Disc Shedding - Formation and Shedding

Formation and Shedding

While in the rod, these discs lack any direct connection to the surface membrane (with the exception of a few recently formed basal discs that remain in continuity with the surface), the cone’s photosensitive membrane is continuous with the surface membrane. The OS discs are densely packed with rhodopsin for high-sensitivity light detection. These discs are completely replaced once every ten days and this continuous renewal continues throughout the lifetime of the sighted animal.

Opsin is synthesized on the rough endoplasmic reticulum and is an integral membrane protein. Its signal peptide is at the N-terminus but is not cleaved off. The protein is co-translationally glycosylated and the protein’s carbohydrates are modified in the Golgi, before transfer to the plasma membrane. The membrane invaginates and disks bud off internally, forming the tightly packed stacks of outer segment disks. From translation of opsin to formation of the disks takes just a couple of hours.

In a famous 1967 paper – The Renewal of Photoreceptor Cell Outer Segments – Professor Richard Young described his observations that new discs are assembled at the base of the outer segment – the ciliary plasmalemma – by incorporating proteins and lipids that are synthesized and transported from the inner segment. Discs mature along with their distal migration; aged discs shed at the distal tip and are engulfed by the neighboring retinal pigment epithelial cells for degradation.

While many other enzymes and metabolically active proteins do turn over eventually, the photoreceptors shed the ends of their outer segments daily. Each day about one tenth of the length of the outer segment is lost, so that after ten days the entire outer segment has been replaced. In a pulse-chase experiment, Young and his co-workers showed the migration of newly synthesized opsin from the ciliary stalk to the end of the outer segment, which is ultimately phagocytosed by the RPE cell. Regulating factors are involved at each step.
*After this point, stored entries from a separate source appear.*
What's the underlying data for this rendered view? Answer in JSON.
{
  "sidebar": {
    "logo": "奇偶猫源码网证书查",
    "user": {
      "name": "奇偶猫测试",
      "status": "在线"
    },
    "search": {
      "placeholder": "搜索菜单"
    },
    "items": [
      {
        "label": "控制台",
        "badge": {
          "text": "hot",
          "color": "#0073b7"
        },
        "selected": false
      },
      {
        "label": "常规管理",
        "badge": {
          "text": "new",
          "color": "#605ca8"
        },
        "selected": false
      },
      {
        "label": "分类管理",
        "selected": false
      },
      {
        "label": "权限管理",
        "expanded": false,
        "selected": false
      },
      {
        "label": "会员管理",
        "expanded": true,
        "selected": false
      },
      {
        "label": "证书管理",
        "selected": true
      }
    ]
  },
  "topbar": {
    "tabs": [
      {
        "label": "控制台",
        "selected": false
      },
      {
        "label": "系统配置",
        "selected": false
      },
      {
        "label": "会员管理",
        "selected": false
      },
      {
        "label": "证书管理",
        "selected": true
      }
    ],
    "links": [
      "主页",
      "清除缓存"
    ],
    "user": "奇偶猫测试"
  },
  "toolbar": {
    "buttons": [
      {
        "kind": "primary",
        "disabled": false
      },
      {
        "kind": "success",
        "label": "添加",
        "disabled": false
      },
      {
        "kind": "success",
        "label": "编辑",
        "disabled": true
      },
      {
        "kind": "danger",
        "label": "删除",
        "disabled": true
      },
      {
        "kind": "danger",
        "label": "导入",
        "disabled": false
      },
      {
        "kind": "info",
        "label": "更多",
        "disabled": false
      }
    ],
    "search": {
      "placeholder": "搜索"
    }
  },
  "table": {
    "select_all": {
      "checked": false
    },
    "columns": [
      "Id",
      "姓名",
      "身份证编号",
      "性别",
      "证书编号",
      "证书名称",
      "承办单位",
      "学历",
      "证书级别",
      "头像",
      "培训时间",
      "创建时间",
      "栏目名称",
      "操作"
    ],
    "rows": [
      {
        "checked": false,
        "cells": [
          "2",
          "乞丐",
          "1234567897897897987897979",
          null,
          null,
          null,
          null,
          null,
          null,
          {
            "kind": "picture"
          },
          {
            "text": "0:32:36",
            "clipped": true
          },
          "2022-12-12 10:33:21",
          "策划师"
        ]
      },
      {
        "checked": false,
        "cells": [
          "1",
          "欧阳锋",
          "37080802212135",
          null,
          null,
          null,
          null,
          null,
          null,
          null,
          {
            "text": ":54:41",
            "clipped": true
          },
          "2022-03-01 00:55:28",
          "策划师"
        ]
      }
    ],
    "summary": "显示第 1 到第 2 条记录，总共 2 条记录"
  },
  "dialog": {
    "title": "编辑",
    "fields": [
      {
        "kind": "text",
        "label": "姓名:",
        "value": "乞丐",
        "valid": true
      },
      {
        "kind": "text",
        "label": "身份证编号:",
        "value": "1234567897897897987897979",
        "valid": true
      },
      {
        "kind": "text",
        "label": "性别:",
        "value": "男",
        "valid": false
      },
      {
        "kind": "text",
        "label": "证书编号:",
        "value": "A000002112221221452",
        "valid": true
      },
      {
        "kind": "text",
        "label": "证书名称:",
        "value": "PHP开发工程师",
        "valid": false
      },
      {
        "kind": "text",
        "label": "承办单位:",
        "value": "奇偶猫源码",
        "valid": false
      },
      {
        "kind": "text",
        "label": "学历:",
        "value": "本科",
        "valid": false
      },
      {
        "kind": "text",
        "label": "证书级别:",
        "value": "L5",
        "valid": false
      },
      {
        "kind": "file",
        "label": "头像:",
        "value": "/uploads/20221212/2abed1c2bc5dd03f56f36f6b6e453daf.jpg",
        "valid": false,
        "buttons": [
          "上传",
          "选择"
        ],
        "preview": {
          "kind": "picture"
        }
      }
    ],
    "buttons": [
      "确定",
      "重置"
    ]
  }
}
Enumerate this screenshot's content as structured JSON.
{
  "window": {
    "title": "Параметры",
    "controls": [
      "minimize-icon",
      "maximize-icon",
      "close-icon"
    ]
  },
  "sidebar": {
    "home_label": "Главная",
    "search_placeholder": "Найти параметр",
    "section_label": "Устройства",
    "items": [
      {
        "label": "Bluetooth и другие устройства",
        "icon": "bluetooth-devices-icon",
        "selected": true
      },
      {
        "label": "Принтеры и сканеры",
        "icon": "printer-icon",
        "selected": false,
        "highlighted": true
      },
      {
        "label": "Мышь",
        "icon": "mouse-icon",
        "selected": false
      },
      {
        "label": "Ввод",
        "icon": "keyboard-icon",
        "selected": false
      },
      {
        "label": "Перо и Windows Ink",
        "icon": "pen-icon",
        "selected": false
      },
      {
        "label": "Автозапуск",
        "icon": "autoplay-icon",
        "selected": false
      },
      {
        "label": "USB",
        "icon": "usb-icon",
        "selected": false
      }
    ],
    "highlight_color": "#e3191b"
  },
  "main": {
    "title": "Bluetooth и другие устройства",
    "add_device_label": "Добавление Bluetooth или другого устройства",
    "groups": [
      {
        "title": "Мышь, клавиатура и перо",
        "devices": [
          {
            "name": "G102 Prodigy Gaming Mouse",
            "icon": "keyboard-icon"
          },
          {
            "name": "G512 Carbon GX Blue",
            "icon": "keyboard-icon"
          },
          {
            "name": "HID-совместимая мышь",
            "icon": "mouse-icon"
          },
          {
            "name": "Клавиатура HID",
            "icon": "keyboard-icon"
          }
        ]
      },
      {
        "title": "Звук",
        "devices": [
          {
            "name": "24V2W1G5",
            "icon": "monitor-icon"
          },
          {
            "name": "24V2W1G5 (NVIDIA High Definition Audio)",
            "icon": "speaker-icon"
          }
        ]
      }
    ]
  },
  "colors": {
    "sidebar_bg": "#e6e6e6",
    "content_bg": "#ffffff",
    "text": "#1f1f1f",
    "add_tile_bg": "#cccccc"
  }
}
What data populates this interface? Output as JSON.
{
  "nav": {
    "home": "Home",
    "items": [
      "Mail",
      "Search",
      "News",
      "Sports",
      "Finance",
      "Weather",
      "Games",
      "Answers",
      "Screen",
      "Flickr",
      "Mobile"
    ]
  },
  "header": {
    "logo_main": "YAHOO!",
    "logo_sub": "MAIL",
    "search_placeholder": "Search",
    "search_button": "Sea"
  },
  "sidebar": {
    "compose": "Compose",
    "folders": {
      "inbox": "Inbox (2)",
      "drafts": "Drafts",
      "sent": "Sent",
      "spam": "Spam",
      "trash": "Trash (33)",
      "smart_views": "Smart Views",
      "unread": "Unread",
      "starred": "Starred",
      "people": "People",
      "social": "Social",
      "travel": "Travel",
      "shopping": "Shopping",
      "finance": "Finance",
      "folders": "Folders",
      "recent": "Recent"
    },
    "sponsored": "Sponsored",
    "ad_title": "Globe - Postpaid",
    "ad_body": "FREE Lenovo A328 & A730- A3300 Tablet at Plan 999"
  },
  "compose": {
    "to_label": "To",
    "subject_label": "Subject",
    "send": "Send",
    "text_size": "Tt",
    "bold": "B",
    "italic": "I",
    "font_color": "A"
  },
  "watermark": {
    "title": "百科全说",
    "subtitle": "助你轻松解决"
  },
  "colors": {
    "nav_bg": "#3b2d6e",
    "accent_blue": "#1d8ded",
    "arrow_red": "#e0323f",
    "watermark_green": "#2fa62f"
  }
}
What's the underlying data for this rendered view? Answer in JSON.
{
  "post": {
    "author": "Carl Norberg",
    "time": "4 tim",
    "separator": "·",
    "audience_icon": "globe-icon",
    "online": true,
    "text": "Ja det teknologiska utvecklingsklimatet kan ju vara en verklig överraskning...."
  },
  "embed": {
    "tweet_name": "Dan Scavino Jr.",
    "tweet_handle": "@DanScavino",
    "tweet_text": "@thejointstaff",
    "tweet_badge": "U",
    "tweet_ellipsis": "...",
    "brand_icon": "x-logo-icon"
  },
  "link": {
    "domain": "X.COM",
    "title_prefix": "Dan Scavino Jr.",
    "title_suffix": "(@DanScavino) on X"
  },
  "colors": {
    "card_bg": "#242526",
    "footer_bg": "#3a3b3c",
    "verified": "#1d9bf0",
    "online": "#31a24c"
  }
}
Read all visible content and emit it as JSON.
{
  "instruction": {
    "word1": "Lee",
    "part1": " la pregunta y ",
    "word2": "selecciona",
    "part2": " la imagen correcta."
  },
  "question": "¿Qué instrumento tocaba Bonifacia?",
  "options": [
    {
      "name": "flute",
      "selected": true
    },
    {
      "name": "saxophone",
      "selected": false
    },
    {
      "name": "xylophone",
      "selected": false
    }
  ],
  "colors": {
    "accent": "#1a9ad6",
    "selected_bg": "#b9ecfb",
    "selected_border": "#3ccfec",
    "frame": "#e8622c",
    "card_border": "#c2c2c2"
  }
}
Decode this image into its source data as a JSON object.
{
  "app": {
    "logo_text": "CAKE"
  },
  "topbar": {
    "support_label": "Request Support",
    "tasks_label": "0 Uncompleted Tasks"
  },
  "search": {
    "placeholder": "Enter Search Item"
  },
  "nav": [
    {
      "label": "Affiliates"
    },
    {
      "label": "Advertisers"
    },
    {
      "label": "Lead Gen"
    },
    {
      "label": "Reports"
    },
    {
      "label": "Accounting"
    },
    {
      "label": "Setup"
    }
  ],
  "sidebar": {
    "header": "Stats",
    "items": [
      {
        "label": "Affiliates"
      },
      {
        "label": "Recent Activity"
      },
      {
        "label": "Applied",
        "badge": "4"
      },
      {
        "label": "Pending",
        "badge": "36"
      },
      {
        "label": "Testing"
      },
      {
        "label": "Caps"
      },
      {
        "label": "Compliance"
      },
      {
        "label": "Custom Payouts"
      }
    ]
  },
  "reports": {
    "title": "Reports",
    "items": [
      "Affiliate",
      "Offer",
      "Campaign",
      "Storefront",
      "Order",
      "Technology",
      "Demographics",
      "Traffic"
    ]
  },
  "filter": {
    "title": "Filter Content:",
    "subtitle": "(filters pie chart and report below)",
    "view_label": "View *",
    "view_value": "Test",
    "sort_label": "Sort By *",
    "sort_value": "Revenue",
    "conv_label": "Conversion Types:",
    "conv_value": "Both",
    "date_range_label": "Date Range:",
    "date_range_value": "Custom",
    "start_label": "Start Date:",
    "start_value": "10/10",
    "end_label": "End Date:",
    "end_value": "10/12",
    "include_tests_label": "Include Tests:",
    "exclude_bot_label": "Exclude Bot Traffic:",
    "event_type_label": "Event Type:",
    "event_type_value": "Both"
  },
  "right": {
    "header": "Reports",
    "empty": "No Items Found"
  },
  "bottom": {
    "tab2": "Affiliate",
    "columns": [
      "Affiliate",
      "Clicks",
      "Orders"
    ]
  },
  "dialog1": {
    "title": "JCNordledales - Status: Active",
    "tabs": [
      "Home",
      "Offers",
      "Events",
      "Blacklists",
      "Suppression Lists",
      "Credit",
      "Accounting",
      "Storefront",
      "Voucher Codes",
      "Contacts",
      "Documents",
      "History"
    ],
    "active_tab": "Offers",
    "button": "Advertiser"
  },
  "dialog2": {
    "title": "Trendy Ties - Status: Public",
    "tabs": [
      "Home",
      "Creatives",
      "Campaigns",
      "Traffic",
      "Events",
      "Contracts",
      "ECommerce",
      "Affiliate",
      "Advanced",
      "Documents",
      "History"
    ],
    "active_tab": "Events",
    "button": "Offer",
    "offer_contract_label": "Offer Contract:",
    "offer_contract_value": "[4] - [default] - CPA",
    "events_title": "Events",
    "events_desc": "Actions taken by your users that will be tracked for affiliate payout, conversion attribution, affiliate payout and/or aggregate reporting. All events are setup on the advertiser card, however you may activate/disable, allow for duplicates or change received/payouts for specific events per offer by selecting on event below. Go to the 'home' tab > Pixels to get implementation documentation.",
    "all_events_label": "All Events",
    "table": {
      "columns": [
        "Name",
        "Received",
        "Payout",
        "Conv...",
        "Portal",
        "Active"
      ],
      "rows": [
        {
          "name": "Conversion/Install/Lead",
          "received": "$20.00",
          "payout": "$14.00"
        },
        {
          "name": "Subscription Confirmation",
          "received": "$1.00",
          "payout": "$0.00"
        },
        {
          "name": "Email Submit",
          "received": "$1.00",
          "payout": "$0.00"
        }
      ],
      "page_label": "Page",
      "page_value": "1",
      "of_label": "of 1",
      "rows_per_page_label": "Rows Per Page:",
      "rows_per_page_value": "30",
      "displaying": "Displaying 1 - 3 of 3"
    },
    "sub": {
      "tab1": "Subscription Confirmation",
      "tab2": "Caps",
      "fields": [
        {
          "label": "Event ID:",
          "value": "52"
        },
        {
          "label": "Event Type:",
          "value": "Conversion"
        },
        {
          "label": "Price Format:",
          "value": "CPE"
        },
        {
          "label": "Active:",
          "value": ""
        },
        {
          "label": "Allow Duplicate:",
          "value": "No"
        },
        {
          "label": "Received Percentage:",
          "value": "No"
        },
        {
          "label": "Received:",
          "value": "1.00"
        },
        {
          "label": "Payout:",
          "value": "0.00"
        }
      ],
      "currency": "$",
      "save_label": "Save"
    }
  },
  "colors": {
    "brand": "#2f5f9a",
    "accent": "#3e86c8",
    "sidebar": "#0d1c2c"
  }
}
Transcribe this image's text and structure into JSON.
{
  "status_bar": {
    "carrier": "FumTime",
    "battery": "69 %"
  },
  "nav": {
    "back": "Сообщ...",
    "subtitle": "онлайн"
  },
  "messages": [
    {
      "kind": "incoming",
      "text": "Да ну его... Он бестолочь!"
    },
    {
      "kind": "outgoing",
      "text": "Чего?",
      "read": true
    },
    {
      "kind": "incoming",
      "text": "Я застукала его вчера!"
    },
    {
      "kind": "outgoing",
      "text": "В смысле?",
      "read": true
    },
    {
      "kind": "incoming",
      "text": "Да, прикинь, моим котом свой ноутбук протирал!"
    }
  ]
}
While disc assembly is mostly genetically controlled, disc shedding and the subsequent RPE phagocytosis appear to be regulated by environmental factors like light and temperature.

Circadian rhythms that use neuromodulators such as adenosine, dopamine, glutamate, serotonin, and melatonin, rhythmically control disc shedding. Endogenous dopamine and melatonin seem to be the light and dark signal, in particular. Their method of action is simply as follows: melatonin activates rod photoreceptor disc shedding. It is synthesized by the photoreceptors at night, and is inhibited by light and dopamine. Acting in an opposite manner, dopamine, which is synthesized by amacrine and interplexiform cells is stimulated by light and inhibited by dark and melatonin. It is important to understand that, because of these rhythms, rod outer segment discs are shed at the onset of light (in the morning) and cone outer segments are shed at the onset of darkness (at dusk), both circadian processes.